All units are equipped with solar panels, which can extend the physical reach of these mobile retail modules and cut down on their carbon footprint. Kamm designed and built the first Flexetail unit to be totally grid-independent, running on a rechargeable battery powered by photovoltaic panels. Subsequent units can also be plugged into the grid and use the panels to mitigate energy needs. Flexetail is currently developing an external battery that could be connected to multiple units and recharged by the sun.
Integrating the solar panels was one of Kamm’s greatest challenges, he says, and took about five months. He found little information on how to make grid-independent retail spaces and sought out 150 conversations with experts on the matter.
Developing the trailer’s structure was also challenging. Kamm realized that aluminum framing (like an Airstream trailer) was impossible without a massive factory. On the other end of the spectrum, one-off custom-fabrication processes (of the sort that might yield a tiny house) were unlikely to produce units that could travel well. “There’s no way I would feel comfortable going 30 miles with one of those towed behind my truck,” Kamm says. He settled on a structure made of cold-rolled tube steel welded to a structural frame that could accommodate the weight, as well as wind and other pressures present in highway travel.
Flexetail developed this system as part of the Autodesk Technology Center in Boston and uses Autodesk Fusion 360 to visualize, design, and fabricate its units. During its residency, the company is working to streamline systems and preparing to scale the business. “We have been using Fusion to develop design plans for our current build, which has made a huge difference for the efficiency and speed of the build process,” Kamm says. “We are also developing plans to prefabricate several of the Flexetail unit pieces at Autodesk, which will come in handy as we scale quickly.”

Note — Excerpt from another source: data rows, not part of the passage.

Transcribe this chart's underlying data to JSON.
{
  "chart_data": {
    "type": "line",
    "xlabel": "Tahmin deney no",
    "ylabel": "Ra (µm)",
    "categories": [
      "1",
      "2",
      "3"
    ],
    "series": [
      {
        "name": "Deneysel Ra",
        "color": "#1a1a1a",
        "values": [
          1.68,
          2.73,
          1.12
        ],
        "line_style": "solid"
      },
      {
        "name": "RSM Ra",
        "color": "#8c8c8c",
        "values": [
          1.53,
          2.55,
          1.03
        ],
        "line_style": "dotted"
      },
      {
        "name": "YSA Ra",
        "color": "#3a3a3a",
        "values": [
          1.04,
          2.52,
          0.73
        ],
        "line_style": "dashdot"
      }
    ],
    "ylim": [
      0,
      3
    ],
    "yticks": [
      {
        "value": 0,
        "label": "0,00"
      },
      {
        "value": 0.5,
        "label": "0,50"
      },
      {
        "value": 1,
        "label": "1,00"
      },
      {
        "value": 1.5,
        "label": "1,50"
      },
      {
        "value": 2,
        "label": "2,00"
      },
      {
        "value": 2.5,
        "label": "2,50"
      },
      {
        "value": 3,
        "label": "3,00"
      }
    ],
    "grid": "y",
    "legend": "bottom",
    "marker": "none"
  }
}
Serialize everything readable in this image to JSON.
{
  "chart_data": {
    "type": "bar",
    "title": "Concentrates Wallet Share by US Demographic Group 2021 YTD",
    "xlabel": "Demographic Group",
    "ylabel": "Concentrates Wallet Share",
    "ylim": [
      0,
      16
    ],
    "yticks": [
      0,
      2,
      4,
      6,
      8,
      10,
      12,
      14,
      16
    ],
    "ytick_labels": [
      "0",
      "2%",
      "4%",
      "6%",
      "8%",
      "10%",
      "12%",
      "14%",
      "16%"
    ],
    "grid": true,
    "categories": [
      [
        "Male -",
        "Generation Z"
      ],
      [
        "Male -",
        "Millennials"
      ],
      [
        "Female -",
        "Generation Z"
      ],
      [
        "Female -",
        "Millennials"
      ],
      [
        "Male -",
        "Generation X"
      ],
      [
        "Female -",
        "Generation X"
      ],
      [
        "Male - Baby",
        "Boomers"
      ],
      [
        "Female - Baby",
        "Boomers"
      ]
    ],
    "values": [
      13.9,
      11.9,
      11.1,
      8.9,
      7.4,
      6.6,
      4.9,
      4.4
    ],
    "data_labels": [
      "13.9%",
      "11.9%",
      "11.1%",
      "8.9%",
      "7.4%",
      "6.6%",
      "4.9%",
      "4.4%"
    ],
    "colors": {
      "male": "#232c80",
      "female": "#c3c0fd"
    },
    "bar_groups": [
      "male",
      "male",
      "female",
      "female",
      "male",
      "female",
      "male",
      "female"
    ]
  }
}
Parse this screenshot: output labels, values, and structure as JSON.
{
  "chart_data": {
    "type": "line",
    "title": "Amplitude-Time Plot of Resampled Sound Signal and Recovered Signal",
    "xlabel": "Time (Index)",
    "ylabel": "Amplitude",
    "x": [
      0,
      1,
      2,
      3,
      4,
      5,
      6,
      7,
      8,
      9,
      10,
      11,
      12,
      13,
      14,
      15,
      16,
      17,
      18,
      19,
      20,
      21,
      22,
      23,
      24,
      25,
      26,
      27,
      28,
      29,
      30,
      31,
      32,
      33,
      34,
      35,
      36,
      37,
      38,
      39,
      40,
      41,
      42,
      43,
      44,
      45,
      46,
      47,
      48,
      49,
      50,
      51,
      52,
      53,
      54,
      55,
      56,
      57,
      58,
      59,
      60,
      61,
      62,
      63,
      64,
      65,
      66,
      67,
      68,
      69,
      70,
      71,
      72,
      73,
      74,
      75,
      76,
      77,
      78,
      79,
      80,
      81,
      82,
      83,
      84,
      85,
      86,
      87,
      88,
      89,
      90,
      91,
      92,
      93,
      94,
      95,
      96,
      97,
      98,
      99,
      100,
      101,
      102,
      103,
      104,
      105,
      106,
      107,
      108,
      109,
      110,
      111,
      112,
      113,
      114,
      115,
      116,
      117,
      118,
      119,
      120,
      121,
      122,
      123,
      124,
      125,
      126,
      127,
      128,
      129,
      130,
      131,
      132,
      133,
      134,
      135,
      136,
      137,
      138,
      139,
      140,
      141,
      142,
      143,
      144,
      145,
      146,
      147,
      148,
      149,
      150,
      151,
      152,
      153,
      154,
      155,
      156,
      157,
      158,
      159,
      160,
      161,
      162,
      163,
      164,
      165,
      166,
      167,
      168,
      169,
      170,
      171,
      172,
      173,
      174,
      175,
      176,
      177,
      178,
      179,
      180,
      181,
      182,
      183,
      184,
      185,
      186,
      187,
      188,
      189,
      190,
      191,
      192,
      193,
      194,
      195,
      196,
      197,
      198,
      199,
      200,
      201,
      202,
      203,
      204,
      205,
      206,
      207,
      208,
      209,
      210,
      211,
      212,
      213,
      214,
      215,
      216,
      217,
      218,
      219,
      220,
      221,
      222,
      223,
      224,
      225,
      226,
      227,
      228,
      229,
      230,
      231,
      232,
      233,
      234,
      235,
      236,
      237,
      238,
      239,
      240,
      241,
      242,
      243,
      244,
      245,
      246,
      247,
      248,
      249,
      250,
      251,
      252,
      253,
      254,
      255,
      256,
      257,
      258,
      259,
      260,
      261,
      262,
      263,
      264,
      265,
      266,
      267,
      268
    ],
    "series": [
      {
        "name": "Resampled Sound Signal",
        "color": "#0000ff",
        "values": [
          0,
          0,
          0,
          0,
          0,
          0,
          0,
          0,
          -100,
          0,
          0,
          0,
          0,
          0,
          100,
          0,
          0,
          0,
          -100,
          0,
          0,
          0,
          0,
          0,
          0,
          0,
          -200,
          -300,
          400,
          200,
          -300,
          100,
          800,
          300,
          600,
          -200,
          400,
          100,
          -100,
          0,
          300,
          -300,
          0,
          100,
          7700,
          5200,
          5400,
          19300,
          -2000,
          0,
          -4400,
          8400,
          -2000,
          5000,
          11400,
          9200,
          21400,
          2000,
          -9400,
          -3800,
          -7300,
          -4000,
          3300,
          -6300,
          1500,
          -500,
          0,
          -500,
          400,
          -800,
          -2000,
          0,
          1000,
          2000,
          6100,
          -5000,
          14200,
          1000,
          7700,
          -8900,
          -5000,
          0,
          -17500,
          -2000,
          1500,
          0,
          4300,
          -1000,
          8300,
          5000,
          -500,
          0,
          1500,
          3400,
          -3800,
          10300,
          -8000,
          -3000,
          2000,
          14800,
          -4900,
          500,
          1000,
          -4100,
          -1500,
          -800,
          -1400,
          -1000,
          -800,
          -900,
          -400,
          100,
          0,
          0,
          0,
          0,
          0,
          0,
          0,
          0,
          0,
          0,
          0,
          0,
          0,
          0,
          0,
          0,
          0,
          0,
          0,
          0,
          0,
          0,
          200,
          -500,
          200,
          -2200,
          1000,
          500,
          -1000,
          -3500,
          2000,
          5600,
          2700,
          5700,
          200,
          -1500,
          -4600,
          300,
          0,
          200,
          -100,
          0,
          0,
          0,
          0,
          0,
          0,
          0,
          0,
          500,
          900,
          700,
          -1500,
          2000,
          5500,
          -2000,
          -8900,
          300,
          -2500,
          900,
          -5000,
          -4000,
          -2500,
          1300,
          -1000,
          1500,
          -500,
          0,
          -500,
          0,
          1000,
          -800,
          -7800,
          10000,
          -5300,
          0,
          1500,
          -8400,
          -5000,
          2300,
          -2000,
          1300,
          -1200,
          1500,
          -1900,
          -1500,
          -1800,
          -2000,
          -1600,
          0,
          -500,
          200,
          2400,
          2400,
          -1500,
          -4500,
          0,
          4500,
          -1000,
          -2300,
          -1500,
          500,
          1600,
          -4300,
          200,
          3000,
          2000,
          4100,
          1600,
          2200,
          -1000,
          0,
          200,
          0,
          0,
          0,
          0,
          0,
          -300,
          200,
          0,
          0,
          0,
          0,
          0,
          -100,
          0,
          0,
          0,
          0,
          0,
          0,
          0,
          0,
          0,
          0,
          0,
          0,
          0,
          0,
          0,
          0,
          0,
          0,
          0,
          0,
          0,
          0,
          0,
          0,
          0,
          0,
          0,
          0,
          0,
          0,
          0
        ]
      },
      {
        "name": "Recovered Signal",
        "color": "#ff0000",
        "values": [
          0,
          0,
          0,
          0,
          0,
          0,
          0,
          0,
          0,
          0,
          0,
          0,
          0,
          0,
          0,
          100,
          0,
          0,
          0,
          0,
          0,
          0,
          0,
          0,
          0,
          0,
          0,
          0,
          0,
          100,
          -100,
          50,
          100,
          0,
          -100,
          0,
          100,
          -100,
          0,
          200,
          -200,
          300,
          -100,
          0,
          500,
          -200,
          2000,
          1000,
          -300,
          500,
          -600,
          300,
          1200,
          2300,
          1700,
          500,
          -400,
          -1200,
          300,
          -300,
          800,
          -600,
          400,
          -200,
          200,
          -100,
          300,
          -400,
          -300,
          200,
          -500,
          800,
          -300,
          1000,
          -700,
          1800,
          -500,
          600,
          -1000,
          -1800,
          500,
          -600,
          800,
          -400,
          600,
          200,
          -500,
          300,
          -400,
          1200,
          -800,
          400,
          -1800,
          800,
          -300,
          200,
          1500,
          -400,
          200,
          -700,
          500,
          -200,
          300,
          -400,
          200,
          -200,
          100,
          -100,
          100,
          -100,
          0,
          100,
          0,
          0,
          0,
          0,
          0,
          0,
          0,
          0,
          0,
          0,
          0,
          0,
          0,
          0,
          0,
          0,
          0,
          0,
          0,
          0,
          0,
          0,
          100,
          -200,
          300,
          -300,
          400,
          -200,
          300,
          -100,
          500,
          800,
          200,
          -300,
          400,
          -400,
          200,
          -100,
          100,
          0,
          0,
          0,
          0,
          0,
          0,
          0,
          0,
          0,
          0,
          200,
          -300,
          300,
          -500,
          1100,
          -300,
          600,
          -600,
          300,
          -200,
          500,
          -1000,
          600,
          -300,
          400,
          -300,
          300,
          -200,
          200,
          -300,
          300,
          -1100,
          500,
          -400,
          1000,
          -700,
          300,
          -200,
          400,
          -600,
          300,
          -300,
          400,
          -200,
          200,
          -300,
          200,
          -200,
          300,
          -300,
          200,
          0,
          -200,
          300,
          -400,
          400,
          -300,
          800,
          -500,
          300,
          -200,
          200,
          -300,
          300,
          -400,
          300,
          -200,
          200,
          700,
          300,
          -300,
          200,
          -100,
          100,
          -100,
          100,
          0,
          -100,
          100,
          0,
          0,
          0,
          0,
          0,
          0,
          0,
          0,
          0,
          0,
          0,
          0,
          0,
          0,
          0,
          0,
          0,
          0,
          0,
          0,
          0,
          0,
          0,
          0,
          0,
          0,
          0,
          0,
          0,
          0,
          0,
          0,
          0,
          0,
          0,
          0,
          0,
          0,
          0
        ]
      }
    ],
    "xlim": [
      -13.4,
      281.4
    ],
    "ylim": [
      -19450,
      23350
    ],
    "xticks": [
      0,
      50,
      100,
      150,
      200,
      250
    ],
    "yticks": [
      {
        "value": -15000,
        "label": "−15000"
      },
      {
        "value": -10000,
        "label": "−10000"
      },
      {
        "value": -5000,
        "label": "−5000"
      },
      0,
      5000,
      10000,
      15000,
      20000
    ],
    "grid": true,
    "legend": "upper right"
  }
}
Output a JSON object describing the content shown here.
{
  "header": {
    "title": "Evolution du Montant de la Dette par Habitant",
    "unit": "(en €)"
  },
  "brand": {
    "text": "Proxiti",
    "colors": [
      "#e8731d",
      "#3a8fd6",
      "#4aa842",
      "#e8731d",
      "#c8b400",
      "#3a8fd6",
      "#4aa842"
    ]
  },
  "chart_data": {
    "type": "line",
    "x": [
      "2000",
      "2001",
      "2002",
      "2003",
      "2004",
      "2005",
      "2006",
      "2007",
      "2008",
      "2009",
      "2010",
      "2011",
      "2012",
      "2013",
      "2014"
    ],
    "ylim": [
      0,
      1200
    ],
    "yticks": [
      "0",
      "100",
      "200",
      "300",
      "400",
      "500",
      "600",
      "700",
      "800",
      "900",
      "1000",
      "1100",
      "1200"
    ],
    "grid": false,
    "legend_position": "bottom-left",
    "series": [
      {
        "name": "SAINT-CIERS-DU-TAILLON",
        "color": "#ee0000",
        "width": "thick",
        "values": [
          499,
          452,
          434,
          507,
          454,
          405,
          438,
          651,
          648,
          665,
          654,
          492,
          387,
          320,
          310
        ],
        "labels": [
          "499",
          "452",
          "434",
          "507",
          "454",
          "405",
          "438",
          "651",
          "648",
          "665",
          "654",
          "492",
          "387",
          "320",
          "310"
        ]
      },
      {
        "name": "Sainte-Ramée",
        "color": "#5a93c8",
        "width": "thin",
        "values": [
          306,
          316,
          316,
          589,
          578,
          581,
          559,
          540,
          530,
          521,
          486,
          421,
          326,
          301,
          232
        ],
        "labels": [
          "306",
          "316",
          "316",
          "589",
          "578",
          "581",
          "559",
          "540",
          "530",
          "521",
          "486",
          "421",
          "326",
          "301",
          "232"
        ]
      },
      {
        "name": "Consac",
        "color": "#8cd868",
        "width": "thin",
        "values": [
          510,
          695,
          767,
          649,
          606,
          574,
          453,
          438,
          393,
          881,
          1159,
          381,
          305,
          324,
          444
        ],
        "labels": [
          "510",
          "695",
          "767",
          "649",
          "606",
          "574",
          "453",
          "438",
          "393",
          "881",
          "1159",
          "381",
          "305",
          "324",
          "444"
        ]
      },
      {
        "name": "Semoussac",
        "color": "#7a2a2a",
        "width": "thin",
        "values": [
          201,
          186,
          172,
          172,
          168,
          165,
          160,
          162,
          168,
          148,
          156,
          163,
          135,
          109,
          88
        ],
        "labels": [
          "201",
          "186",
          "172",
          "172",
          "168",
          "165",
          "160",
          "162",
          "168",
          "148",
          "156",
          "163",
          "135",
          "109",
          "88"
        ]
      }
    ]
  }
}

That’s a step up from drawing diagrams on the shop walls or building mockups for clients, which is how Kamm used to present his work. For one important client, the Boston Bruins hockey team, he frantically borrowed every bit of black-and-gold regalia he could find to fill out a model team store that would eventually become the retail hub for the team’s annual Fan Fest, touring every state in New England. Kamm says the team tripled the money it made before using Flexetail.
Flexetail’s clients have included letterpresses, apparel retailers, a design museum satellite, beverage purveyors, and florists. Kamm says the mobile retail approach works for traditional, less-buzzy businesses as well, the way it has for corporations such as Gillette. Delivery services could also benefit; companies such as UPS or FedEx could deploy Flexetail units at malls or urban shopping districts for seasonal use. “During the holidays, they could be at a mall, which really eliminates the pain point of having to go home and then go back out after buying a holiday gift,” Kamm says. “Shoppers could just drop it off at their Flexetail location.”
The key, Kamm says, is getting all clients to think of Flexetail as a multifaceted expansion of brand awareness, not a one-off money-for-impressions marketing transaction. “A lot of the big brands don’t know what to do with this,” he says. “We’re trying to shift their mindset away from just being a marketing thing—that they’re going to spend $20,000 a day on it and they’re not going to make any money, saying, ‘That was nice. We got our brand awareness,’ and then they’re done. Our conversations urge our partners to think of these activations as their opportunity to hit customers with a very small sample of what they are.”